Mazagan vibre depuis quelques jours sous les salves des troupes de la Tbourida. Un exercice où parle le baroud au gré de chevauchées a l’aspect héroïque, et dont les détonations se suivent mais ne se ressemblent guère. La est, justement, l’enjeu de la compétition en cet art ancestral. Les troupes y participant, également – au travers de leurs montures a la grâce féerique, ou encore aux enjolivements et a leurs selleries dont la beauté n’a d’égale que la dextérité des petites mains les ayant confectionnés – ne sont pas faites pour se ressembler.

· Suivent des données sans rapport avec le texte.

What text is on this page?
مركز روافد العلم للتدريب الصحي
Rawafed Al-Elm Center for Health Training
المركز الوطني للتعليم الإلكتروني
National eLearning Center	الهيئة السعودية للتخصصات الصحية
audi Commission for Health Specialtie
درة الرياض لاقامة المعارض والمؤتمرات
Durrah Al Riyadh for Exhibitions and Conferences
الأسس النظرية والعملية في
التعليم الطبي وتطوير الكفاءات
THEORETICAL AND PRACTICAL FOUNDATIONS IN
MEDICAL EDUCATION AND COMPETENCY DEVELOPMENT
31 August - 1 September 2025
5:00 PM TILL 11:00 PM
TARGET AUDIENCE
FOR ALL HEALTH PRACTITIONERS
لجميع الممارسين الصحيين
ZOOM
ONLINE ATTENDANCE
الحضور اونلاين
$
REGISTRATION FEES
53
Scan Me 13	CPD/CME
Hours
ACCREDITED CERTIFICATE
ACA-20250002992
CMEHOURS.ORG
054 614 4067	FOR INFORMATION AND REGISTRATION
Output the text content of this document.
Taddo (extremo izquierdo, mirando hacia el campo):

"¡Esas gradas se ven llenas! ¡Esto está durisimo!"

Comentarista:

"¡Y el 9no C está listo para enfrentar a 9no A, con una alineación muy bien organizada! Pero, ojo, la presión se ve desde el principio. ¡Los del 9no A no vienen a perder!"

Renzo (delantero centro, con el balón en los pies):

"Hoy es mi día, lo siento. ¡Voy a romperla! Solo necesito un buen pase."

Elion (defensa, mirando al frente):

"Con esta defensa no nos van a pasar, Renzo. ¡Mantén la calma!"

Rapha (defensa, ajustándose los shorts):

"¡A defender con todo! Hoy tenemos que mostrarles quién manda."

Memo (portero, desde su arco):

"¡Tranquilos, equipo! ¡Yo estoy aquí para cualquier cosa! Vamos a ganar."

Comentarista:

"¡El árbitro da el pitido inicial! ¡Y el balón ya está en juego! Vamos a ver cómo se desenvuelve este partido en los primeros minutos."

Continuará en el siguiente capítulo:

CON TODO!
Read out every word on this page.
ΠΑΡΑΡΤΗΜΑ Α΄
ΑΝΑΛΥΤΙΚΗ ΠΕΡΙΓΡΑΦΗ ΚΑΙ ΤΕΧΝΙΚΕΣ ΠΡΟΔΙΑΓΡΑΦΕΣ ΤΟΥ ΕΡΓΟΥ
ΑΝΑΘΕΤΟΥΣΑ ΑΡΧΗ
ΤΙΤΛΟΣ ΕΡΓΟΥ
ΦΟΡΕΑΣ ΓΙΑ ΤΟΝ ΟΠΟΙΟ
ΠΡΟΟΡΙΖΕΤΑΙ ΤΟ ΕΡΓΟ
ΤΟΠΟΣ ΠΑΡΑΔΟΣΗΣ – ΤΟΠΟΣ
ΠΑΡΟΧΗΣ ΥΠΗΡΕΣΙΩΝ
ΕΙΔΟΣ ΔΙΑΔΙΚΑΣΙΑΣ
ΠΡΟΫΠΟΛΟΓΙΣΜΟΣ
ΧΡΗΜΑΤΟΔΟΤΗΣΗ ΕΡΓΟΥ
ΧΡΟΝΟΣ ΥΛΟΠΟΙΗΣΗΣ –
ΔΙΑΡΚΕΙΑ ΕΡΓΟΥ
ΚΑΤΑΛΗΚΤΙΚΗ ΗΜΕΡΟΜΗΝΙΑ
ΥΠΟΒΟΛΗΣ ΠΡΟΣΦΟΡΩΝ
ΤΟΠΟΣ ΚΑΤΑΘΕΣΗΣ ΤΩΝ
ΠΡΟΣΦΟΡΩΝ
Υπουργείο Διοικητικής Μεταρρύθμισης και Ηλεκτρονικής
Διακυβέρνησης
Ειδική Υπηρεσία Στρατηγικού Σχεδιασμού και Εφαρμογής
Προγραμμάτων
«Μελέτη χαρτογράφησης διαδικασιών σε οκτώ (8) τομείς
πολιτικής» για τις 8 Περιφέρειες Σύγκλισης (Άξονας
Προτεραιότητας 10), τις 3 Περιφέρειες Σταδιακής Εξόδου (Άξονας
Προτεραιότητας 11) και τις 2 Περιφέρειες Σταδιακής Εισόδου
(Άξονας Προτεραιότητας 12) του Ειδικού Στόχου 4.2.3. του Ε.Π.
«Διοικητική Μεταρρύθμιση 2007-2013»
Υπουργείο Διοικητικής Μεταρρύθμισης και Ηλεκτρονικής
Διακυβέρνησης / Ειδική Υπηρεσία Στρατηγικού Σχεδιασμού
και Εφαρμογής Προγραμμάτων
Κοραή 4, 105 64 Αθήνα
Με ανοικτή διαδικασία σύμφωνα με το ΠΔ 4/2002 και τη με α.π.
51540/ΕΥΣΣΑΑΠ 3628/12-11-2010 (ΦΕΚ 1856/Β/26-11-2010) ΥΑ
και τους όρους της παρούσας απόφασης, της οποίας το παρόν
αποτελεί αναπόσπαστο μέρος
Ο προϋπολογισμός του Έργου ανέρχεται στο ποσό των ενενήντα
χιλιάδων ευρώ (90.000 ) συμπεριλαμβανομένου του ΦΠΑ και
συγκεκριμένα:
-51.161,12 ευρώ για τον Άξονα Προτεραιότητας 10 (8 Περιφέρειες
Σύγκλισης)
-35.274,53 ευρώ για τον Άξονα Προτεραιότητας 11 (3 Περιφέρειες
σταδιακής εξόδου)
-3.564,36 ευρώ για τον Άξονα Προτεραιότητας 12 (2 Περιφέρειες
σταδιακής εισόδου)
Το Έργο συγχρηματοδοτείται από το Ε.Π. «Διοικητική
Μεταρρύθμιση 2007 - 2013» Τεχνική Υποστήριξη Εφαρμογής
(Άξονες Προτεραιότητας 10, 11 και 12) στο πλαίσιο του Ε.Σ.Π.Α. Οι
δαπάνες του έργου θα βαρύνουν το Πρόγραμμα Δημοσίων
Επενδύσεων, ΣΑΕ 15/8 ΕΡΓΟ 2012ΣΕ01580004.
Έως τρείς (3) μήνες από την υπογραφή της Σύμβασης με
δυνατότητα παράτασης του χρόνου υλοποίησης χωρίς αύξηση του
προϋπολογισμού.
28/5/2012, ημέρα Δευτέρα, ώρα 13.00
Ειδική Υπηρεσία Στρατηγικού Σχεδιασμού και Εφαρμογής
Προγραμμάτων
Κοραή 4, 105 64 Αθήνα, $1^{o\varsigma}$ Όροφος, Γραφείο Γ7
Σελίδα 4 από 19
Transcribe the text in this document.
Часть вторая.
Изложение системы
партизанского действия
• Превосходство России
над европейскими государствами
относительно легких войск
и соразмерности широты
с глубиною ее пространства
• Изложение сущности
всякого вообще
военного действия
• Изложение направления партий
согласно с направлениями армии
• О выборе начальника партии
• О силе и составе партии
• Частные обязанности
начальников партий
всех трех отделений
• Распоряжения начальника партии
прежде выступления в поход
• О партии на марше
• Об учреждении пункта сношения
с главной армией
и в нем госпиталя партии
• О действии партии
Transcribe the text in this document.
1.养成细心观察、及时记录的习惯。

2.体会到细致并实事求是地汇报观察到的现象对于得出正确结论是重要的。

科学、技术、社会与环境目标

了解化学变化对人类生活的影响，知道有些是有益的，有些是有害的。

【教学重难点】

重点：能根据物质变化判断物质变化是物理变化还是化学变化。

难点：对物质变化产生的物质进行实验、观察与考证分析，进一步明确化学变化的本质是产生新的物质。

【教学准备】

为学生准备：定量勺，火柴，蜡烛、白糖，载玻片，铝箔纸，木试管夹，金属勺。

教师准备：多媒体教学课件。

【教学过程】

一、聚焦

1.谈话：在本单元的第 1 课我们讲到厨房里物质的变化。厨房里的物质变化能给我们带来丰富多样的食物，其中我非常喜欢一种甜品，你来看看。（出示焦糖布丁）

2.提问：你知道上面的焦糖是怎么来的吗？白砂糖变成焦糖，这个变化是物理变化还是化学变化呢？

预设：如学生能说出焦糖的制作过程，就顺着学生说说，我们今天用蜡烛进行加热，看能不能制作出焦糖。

Un peu plus loin, au sein de l’un des chapiteaux, c’est un exercice d’un autre genre auquel a droit l’assistance.
Le régiment de la cavalerie de la Garde républicaine française, qui signe la sa première participation d’envergure a l’étranger, offre un spectacle a la beauté époustouflante : le dressage dans toute sa splendeur. Des moments d’intense plaisir où l’homme et sa monture ne font plus qu un, où la notion de complicité atteint son zénith. Une maîtrise et un savoir-faire qui n’empêchent pas, pourtant, le général Philippe Schneider, commandant du régiment de cavalerie de la Garde républicaine, de louer les aptitudes des cavaliers marocains adeptes de la Tbourida. «c’est tout simplement fascinant de voir ces cavaliers talentueux debout sur leurs étriers, certains en babouches même sans que cela ne gêne leur prestation, et s’arrêter net sur une très courte distance après la course, alors qu ils ont les deux mains accrochés a leurs fusils c’est un dressage a part », souligne-t-il, l’air amusé.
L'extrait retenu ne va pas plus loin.